The family then expanded its land bank fast, primarily around Sydney's western suburbs.
"There was already expertise in property coming through the family via Greg and Dad felt it was time for him to move on from the food business," recalls Patrick of that shift.
In 1995, the family listed Goodman Hardie on the ASX - a A$75 million entity formed with with businessman Duncan Hardie, also formerly of Nelson.
That grew to such an extent that the Goodmans merged their industrial property holdings with the banker in 2000 to create Macquarie Goodman Industrial Trust whose manager was 20 per cent owned by the Goodmans. The banker had a 40 per cent stake and the rest was owned by investors via an ASX listing.
Since then, there has only been more growth - the A$600 million takeover of AMP Industrial Trust in 2002, the purchase of a $500 million portfolio from Commonwealth Property Office Fund in the same year and the merger of Macquarie Goodman Management and Macquarie Goodman Industrial Trust in February this year, which formed the Macquarie Goodman Group.
Sir Pat and Lady Hilary now divide their time between their farm at Sutton Forest near Bowral, south of Sydney, and the original family home at Motueka.
This and the family's Marlborough Sounds bach at Onehau Bay, near Picton, where as boys they swam, fished and water-skied, retain a strong influence over the brothers and they are often home.
Greg and his wife Anna are searching for a large coastal New South Wales farm that will double as his family's country get-away in Australia.
"The trouble here is getting a rural property with water," Greg explains from his offices at 60 Castlereagh St in the city's CBD, where he works alongside his two brothers.
Then there is the business here: Auckland-based Macquarie Goodman Property Trust, which last Friday declared a 118 per cent increase in profits on last year's results, making $17.7 million from its $541.8 million real estate portfolio.
The family's latest property play on this side of the Tasman is the acquisition of the 2500ha Glen Nevis sheep station near Kingston, Queenstown.
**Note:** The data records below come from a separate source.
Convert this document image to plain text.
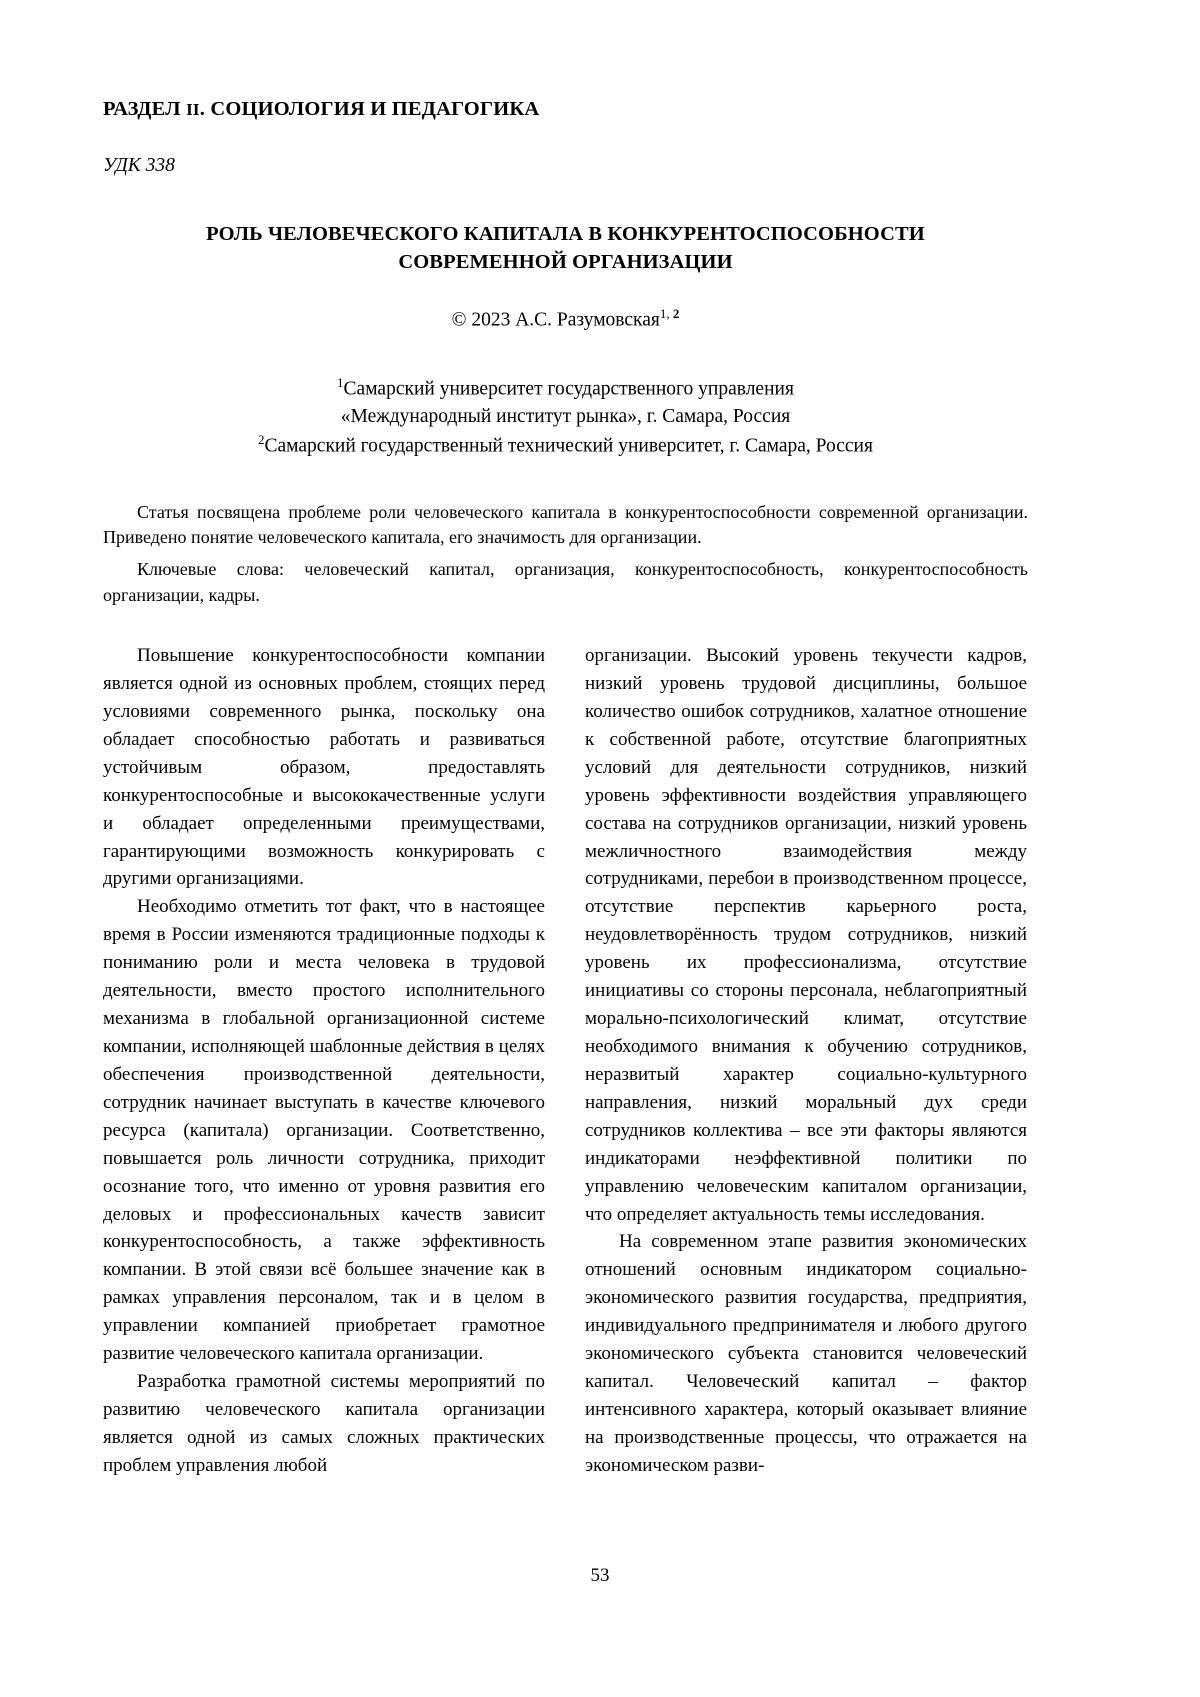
РАЗДЕЛ II. СОЦИОЛОГИЯ И ПЕДАГОГИКА
УДК 338
РОЛЬ ЧЕЛОВЕЧЕСКОГО КАПИТАЛА В КОНКУРЕНТОСПОСОБНОСТИ СОВРЕМЕННОЙ ОРГАНИЗАЦИИ
© 2023 А.С. Разумовская$^{1, 2}$
$^1$Самарский университет государственного управления
«Международный институт рынка», г. Самара, Россия
$^2$Самарский государственный технический университет, г. Самара, Россия

Статья посвящена проблеме роли человеческого капитала в конкурентоспособности современной организации. Приведено понятие человеческого капитала, его значимость для организации.

Ключевые слова: человеческий капитал, организация, конкурентоспособность, конкурентоспособность организации, кадры.

Повышение конкурентоспособности компании является одной из основных проблем, стоящих перед условиями современного рынка, поскольку она обладает способностью работать и развиваться устойчивым образом, предоставлять конкурентоспособные и высококачественные услуги и обладает определенными преимуществами, гарантирующими возможность конкурировать с другими организациями.

Необходимо отметить тот факт, что в настоящее время в России изменяются традиционные подходы к пониманию роли и места человека в трудовой деятельности, вместо простого исполнительного механизма в глобальной организационной системе компании, исполняющей шаблонные действия в целях обеспечения производственной деятельности, сотрудник начинает выступать в качестве ключевого ресурса (капитала) организации. Соответственно, повышается роль личности сотрудника, приходит осознание того, что именно от уровня развития его деловых и профессиональных качеств зависит конкурентоспособность, а также эффективность компании. В этой связи всё большее значение как в рамках управления персоналом, так и в целом в управлении компанией приобретает грамотное развитие человеческого капитала организации.

Разработка грамотной системы мероприятий по развитию человеческого капитала организации является одной из самых сложных практических проблем управления любой

организации. Высокий уровень текучести кадров, низкий уровень трудовой дисциплины, большое количество ошибок сотрудников, халатное отношение к собственной работе, отсутствие благоприятных условий для деятельности сотрудников, низкий уровень эффективности воздействия управляющего состава на сотрудников организации, низкий уровень межличностного взаимодействия между сотрудниками, перебои в производственном процессе, отсутствие перспектив карьерного роста, неудовлетворённость трудом сотрудников, низкий уровень их профессионализма, отсутствие инициативы со стороны персонала, неблагоприятный морально-психологический климат, отсутствие необходимого внимания к обучению сотрудников, неразвитый характер социально-культурного направления, низкий моральный дух среди сотрудников коллектива – все эти факторы являются индикаторами неэффективной политики по управлению человеческим капиталом организации, что определяет актуальность темы исследования.

На современном этапе развития экономических отношений основным индикатором социально-экономического развития государства, предприятия, индивидуального предпринимателя и любого другого экономического субъекта становится человеческий капитал. Человеческий капитал – фактор интенсивного характера, который оказывает влияние на производственные процессы, что отражается на экономическом разви-

53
Greg expects the land to eventually be rezoned for redevelopment.
The Goodmans also return to oversee extensive forestry interests around the lower North Island and in the Marlborough/Nelson region.
Patrick was in Queenstown this week to check property developments there for the family's company, including supervising an 18-lot lifestyle block subdivision near Queenstown at Glenorchy which the family bought a year ago. Sections there will sell for up to $800,000.
The three Goodman brothers have young families which they are raising in Sydney's more exclusive suburbs.
Patrick and Derryn live at affluent seaside Point Piper in the inner-east with Barnaby, 11, Oliver, 8, and Thomas, 5. Greg and Anna live at waterfront Mosman on the lower reaches of Sydney's North Shore with Joshua, 9, Sam, 7, and Harry, 5. Craig and Hilary live in old-money Woollahra in the eastern suburbs, 10 minutes from the CBD, with Richard, 5, Portia, 3, Sebastian, 2, and a baby due in July.
None plans a return permanently as opportunities across the Tasman remain so strong.
The future of the Macquarie Goodman Group is now Asia.
Macquarie Goodman Management plans to have a A$500 million real estate investment trust investing in Hong Kong and greater China listed by the end of this year.
The trust will be the first Hong Kong-listed one available to Australians to invest in Asian industrial properties.
What the Goodmans own
* A stake in the management and ownership of listed A$5.3 billion Macquarie Goodman Group, one of Australia's largest industrial landlords.
* A stake in the management and units of New Zealand's Macquarie Goodman Property Trust, which has real estate worth $541.8 million.
* Extensive cattle and sheep farm holdings in New Zealand.
* The 2500ha Glen Nevis Station, at Queenstown, with 7km of Lake Wakitipu foreshore.
* An 18-lot subdivision at Glenorchy near Queenstown.
* Forestry estates in Nelson/Marlborough and lower North Island regions.